Schmidt clarified that properties located in flood plains cannot have substantial improvement, due to federal regulations, so many home owners in that area would not be able to make an improvement of 10 percent or more to qualify for the program.
"The area is going to be self-regulated, because no one wants to go past that (level) or you'll have to elevate your home or lose your basement and nobody wants to do that," Schmidt said. "They're going to stay smaller automatically just to avoid what's called a substantial improvement."

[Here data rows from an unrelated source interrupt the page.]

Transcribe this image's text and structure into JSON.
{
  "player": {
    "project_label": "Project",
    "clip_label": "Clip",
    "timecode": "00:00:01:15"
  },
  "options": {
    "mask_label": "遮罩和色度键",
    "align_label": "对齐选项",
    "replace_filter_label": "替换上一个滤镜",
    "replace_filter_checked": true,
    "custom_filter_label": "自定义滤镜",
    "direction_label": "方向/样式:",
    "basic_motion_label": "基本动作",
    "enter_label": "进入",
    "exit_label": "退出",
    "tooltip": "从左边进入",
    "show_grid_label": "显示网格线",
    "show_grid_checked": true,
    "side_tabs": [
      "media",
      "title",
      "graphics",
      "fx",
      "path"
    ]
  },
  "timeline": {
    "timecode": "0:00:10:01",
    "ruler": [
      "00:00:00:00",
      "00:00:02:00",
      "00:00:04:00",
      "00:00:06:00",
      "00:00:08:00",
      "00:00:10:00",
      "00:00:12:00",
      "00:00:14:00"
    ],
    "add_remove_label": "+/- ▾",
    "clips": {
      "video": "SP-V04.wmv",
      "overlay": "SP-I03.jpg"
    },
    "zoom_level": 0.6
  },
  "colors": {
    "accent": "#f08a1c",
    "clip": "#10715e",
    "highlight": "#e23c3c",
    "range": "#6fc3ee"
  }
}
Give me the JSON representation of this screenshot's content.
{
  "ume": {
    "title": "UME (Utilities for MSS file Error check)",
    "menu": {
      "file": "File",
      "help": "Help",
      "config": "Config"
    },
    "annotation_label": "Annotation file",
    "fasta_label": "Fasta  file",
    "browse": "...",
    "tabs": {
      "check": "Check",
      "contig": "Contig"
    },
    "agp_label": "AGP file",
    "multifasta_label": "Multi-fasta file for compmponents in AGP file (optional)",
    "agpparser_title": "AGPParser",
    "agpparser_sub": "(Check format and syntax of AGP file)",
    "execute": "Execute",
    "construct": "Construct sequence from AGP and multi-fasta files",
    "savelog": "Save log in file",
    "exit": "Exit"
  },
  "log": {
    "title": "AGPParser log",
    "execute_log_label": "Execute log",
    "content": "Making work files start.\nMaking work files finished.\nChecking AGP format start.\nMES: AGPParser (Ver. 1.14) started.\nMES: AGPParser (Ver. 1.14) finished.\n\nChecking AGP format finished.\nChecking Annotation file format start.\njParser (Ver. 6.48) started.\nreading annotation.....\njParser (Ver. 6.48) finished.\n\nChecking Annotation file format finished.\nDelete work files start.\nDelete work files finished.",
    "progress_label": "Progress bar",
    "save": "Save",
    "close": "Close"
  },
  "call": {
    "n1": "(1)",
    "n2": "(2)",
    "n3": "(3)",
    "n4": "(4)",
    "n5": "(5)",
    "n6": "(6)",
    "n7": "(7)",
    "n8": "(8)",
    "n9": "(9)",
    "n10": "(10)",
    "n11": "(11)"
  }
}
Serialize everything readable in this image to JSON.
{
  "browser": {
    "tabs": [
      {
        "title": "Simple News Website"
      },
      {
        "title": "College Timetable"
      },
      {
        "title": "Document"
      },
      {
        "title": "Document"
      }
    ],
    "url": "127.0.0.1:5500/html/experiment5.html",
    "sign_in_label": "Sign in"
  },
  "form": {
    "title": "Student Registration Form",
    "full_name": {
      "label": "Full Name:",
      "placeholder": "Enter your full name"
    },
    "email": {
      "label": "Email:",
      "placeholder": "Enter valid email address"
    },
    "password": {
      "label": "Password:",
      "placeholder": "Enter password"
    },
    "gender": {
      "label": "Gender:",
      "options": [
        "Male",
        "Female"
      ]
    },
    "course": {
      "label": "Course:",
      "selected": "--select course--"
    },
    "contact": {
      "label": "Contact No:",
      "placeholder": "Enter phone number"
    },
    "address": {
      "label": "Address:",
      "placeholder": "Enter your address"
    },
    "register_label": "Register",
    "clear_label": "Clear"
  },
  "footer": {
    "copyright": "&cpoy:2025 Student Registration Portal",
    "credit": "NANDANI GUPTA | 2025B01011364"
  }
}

* Decided to revoke a $750,000 Iowa Department of Economic Development grant for the railroad spur program, because Morton Building does not want to stay in the railroad business and the city does not want to enter it. Krebs said he has been contacted by adjacent property owners with interest in the railroad.
* Decided to revoke a $600,000 grant for the $720,000 tornado safe room and tunnel project under West 18th Street at the Clay County Fair, upon request of the fair board, which said the fair's $120,000 portion of the cost was no longer affordable. Both the committee and the fair board questioned how the project would be maintained throughout the year once completed.
* Learned 63 $100 tickets were written for vehicles on streets while the city's snow ordinance was in effect, and an estimated 200 stretches of sidewalk had yet to be scooped. Police Chief Mark Lawson said fines would not be refunded because city staff believes the ordinance was well communicated and the council agreed. Snow not removed from sidewalks by noon today will be removed by a subcontractor, with the fee and a $25 administration fee charged to the resident.
* Unanimously approved contracts and performance bonds for a total of $7.9 million, $7.35 million after change orders expected to be approved Dec. 19, for phase one of the combined sewer overflow project. S.M. Hentges and Sons, of Jordan, Minn., will be paid $3.4 million, $3.18 million after a change order, for the sewer interceptor and force mains; Minger Construction, of Chanhassen, Minn., will receive $1.78 million, $1.1 million after change order, for the flow equalization basin; and Rice Lake Construction Group, of Deerwood, Minn., is contracted for the $3.31 million, $3.07 after change order, for pump station and CSO modifications. Construction is slated to begin in December and January.
* Unanimously approved a development agreement with William J. Muller Revocable Trust and authorized tax increment payments up to $360,000 or June 2019, whichever comes first. Muller has indicated anticipating approximately $2 million in taxable valuation to the former Ace Hardware Store.
* Unanimously adopted the Vantage Care Retirement Health Savings Plan, through ICMA RC, for department heads to be able to put unused sick leave and vacation reimbursements into a tax-free fund for medical expenses after they retire. Other city employee groups did not unanimously agree to use the program, but may elect to do so in the future. The city will save 7.65 percent in Federal Insurance Contribution Act costs.
* Unanimously approved a $6,306.37 professional services supplemental agreement with Kruse, Cate and Nelson for the 2010 Spencer Safe Routes Sidewalk Improvement Project for the Fairview and Middle School area.
* Learned of a new scam in which individuals are contacted by someone posing as law enforcement and told they must purchase expensive gift cards and read the numbers to the individual to avoid punishment.